Old English written records which are rather numerous are generally classified either in accordance with the alphabet used or in accordance with the dialect of the scribe who wrote the record.
If we speak about the first criterion – the alphabet (runic or insular) – the first group is rather scarcely represented (Frank’s casket, Ruthwell cross), the other group having many written records. But generally the records are classified in accordance with their dialect: Northumbrian (Frank’s casket, Ruthwell cross, Caedmon’s hymns), Mercian (translation of the Psalter), Kentish (psalms), West Saxon (the Anglo-Saxon chronicle, the translation of a philosophical treatise Cura Pastoralis, King Alfred’s Orosius – a book of history).
There were also many translations from other dialects, an example of which is Bede’s Ecclesiastical History of the English People (731 AD). Bede, a learned monk at Jarrow, is said to have assimilated all the learning of his time. He wrote on language, science and chronology and composed numerous commentaries on the Old and New Testament.

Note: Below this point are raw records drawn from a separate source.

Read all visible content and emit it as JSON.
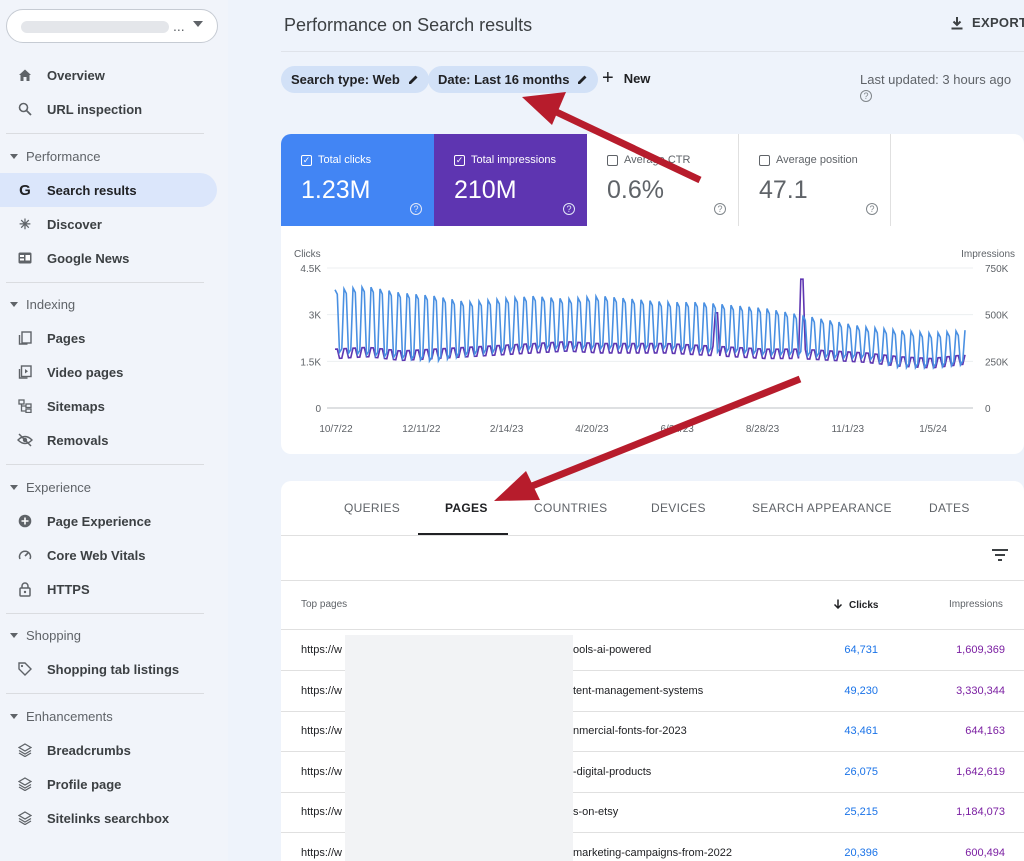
{
  "sidebar": {
    "property_dots": "...",
    "top_items": [
      {
        "label": "Overview",
        "icon": "home-icon"
      },
      {
        "label": "URL inspection",
        "icon": "search-icon"
      }
    ],
    "sections": [
      {
        "title": "Performance",
        "items": [
          "Search results",
          "Discover",
          "Google News"
        ]
      },
      {
        "title": "Indexing",
        "items": [
          "Pages",
          "Video pages",
          "Sitemaps",
          "Removals"
        ]
      },
      {
        "title": "Experience",
        "items": [
          "Page Experience",
          "Core Web Vitals",
          "HTTPS"
        ]
      },
      {
        "title": "Shopping",
        "items": [
          "Shopping tab listings"
        ]
      },
      {
        "title": "Enhancements",
        "items": [
          "Breadcrumbs",
          "Profile page",
          "Sitelinks searchbox"
        ]
      }
    ],
    "active_item": "Search results"
  },
  "header": {
    "title": "Performance on Search results",
    "export_label": "EXPORT"
  },
  "filters": {
    "search_type": "Search type: Web",
    "date": "Date: Last 16 months",
    "new_label": "New",
    "last_updated": "Last updated: 3 hours ago"
  },
  "metrics": {
    "clicks": {
      "label": "Total clicks",
      "value": "1.23M",
      "checked": true
    },
    "impressions": {
      "label": "Total impressions",
      "value": "210M",
      "checked": true
    },
    "ctr": {
      "label": "Average CTR",
      "value": "0.6%",
      "checked": false
    },
    "position": {
      "label": "Average position",
      "value": "47.1",
      "checked": false
    }
  },
  "chart_data": {
    "type": "line",
    "left_axis_label": "Clicks",
    "right_axis_label": "Impressions",
    "y_ticks_left": [
      "4.5K",
      "3K",
      "1.5K",
      "0"
    ],
    "y_ticks_right": [
      "750K",
      "500K",
      "250K",
      "0"
    ],
    "ylim_left": [
      0,
      4500
    ],
    "ylim_right": [
      0,
      750000
    ],
    "x_ticks": [
      "10/7/22",
      "12/11/22",
      "2/14/23",
      "4/20/23",
      "6/24/23",
      "8/28/23",
      "11/1/23",
      "1/5/24"
    ],
    "series": [
      {
        "name": "Clicks",
        "color": "#4a90e2",
        "axis": "left",
        "approx_weekly_peaks": [
          3800,
          3900,
          3700,
          3600,
          3400,
          3500,
          3600,
          3500,
          3600,
          3500,
          3400,
          3400,
          3300,
          3200,
          3000,
          2800,
          2600,
          2500,
          2400,
          2500
        ],
        "approx_weekly_troughs": [
          1800,
          1700,
          1600,
          1500,
          1700,
          1800,
          1900,
          1900,
          1900,
          1900,
          1900,
          1800,
          1800,
          1700,
          1700,
          1600,
          1600,
          1300,
          1300,
          1400
        ]
      },
      {
        "name": "Impressions",
        "color": "#5e35b1",
        "axis": "right",
        "approx_level": [
          290000,
          300000,
          280000,
          290000,
          300000,
          310000,
          320000,
          330000,
          320000,
          320000,
          320000,
          310000,
          300000,
          290000,
          290000,
          280000,
          270000,
          250000,
          240000,
          260000
        ],
        "spikes": [
          {
            "x": "8/1/23",
            "value": 510000
          },
          {
            "x": "10/1/23",
            "value": 690000
          }
        ]
      }
    ]
  },
  "table": {
    "tabs": [
      "QUERIES",
      "PAGES",
      "COUNTRIES",
      "DEVICES",
      "SEARCH APPEARANCE",
      "DATES"
    ],
    "active_tab": "PAGES",
    "headers": {
      "page": "Top pages",
      "clicks": "Clicks",
      "impressions": "Impressions"
    },
    "rows": [
      {
        "url_start": "https://w",
        "url_end": "ools-ai-powered",
        "clicks": "64,731",
        "impressions": "1,609,369"
      },
      {
        "url_start": "https://w",
        "url_end": "tent-management-systems",
        "clicks": "49,230",
        "impressions": "3,330,344"
      },
      {
        "url_start": "https://w",
        "url_end": "nmercial-fonts-for-2023",
        "clicks": "43,461",
        "impressions": "644,163"
      },
      {
        "url_start": "https://w",
        "url_end": "-digital-products",
        "clicks": "26,075",
        "impressions": "1,642,619"
      },
      {
        "url_start": "https://w",
        "url_end": "s-on-etsy",
        "clicks": "25,215",
        "impressions": "1,184,073"
      },
      {
        "url_start": "https://w",
        "url_end": "marketing-campaigns-from-2022",
        "clicks": "20,396",
        "impressions": "600,494"
      }
    ]
  },
  "colors": {
    "clicks": "#4285f4",
    "impressions": "#5e35b1",
    "annotation_arrow": "#b71c2c"
  }
}
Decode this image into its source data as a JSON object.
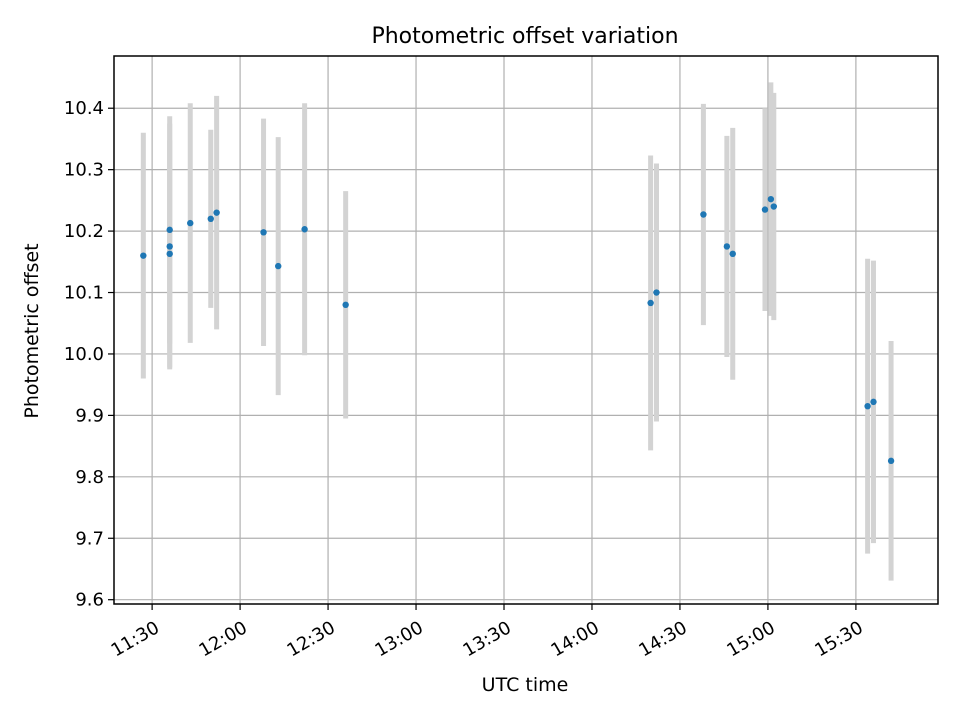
{
  "chart_data": {
    "type": "scatter",
    "title": "Photometric offset variation",
    "xlabel": "UTC time",
    "ylabel": "Photometric offset",
    "x_ticks": [
      "11:30",
      "12:00",
      "12:30",
      "13:00",
      "13:30",
      "14:00",
      "14:30",
      "15:00",
      "15:30"
    ],
    "x_tick_minutes": [
      690,
      720,
      750,
      780,
      810,
      840,
      870,
      900,
      930
    ],
    "xlim_minutes": [
      677,
      958
    ],
    "y_ticks": [
      9.6,
      9.7,
      9.8,
      9.9,
      10.0,
      10.1,
      10.2,
      10.3,
      10.4
    ],
    "ylim": [
      9.593,
      10.485
    ],
    "grid": true,
    "colors": {
      "points": "#1f77b4",
      "errorbars": "#d3d3d3"
    },
    "series": [
      {
        "points": [
          {
            "t": "11:27",
            "y": 10.16,
            "err": 0.2
          },
          {
            "t": "11:36",
            "y": 10.163,
            "err": 0.185
          },
          {
            "t": "11:36",
            "y": 10.175,
            "err": 0.2
          },
          {
            "t": "11:36",
            "y": 10.202,
            "err": 0.185
          },
          {
            "t": "11:43",
            "y": 10.213,
            "err": 0.195
          },
          {
            "t": "11:50",
            "y": 10.22,
            "err": 0.145
          },
          {
            "t": "11:52",
            "y": 10.23,
            "err": 0.19
          },
          {
            "t": "12:08",
            "y": 10.198,
            "err": 0.185
          },
          {
            "t": "12:13",
            "y": 10.143,
            "err": 0.21
          },
          {
            "t": "12:22",
            "y": 10.203,
            "err": 0.205
          },
          {
            "t": "12:36",
            "y": 10.08,
            "err": 0.185
          },
          {
            "t": "14:20",
            "y": 10.083,
            "err": 0.24
          },
          {
            "t": "14:22",
            "y": 10.1,
            "err": 0.21
          },
          {
            "t": "14:38",
            "y": 10.227,
            "err": 0.18
          },
          {
            "t": "14:46",
            "y": 10.175,
            "err": 0.18
          },
          {
            "t": "14:48",
            "y": 10.163,
            "err": 0.205
          },
          {
            "t": "14:59",
            "y": 10.235,
            "err": 0.165
          },
          {
            "t": "15:01",
            "y": 10.252,
            "err": 0.19
          },
          {
            "t": "15:02",
            "y": 10.24,
            "err": 0.185
          },
          {
            "t": "15:34",
            "y": 9.915,
            "err": 0.24
          },
          {
            "t": "15:36",
            "y": 9.922,
            "err": 0.23
          },
          {
            "t": "15:42",
            "y": 9.826,
            "err": 0.195
          }
        ]
      }
    ]
  }
}
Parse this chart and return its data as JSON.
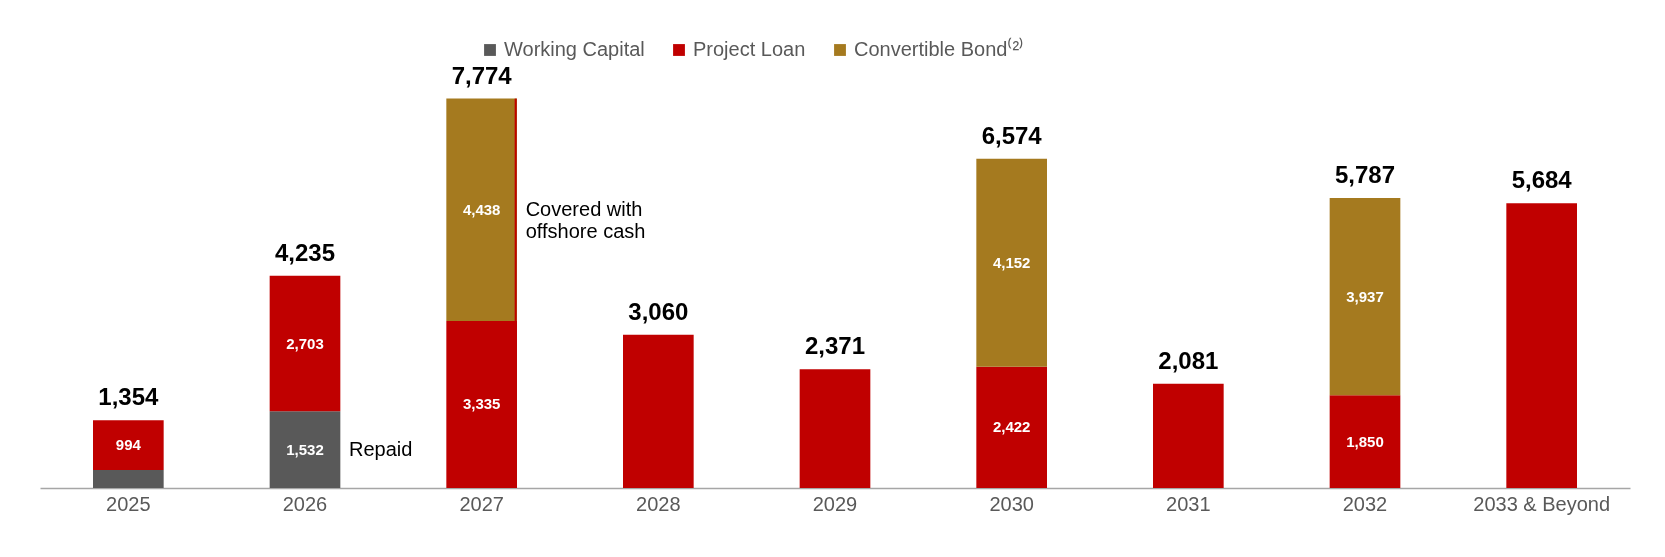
{
  "chart_data": {
    "type": "bar",
    "stacked": true,
    "legend": "top",
    "categories": [
      "2025",
      "2026",
      "2027",
      "2028",
      "2029",
      "2030",
      "2031",
      "2032",
      "2033 & Beyond"
    ],
    "series": [
      {
        "name": "Working Capital",
        "color": "#595959",
        "values": [
          360,
          1532,
          null,
          null,
          null,
          null,
          null,
          null,
          null
        ],
        "value_labels": [
          null,
          "1,532",
          null,
          null,
          null,
          null,
          null,
          null,
          null
        ]
      },
      {
        "name": "Project Loan",
        "color": "#c00000",
        "values": [
          994,
          2703,
          3335,
          3060,
          2371,
          2422,
          2081,
          1850,
          5684
        ],
        "value_labels": [
          "994",
          "2,703",
          "3,335",
          null,
          null,
          "2,422",
          null,
          "1,850",
          null
        ]
      },
      {
        "name": "Convertible Bond⁽²⁾",
        "color": "#a57a1f",
        "values": [
          null,
          null,
          4438,
          null,
          null,
          4152,
          null,
          3937,
          null
        ],
        "value_labels": [
          null,
          null,
          "4,438",
          null,
          null,
          "4,152",
          null,
          "3,937",
          null
        ]
      }
    ],
    "totals": [
      "1,354",
      "4,235",
      "7,774",
      "3,060",
      "2,371",
      "6,574",
      "2,081",
      "5,787",
      "5,684"
    ],
    "annotations": [
      "Repaid",
      "Covered with\noffshore cash"
    ]
  }
}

With the rise of Wessex to the dominant position among the Old English kingdoms in the 9th and 10thcenturies, and thanks to the powerful influence of their learned King Alfred, the West Saxon dialect became the chief vehicle of literature. All the works of literary importance that have survived, both prose and poetry, are written in West Saxon, with only occasional traces of other dialects, and in this sense it may be regarded as typical of the Old English period.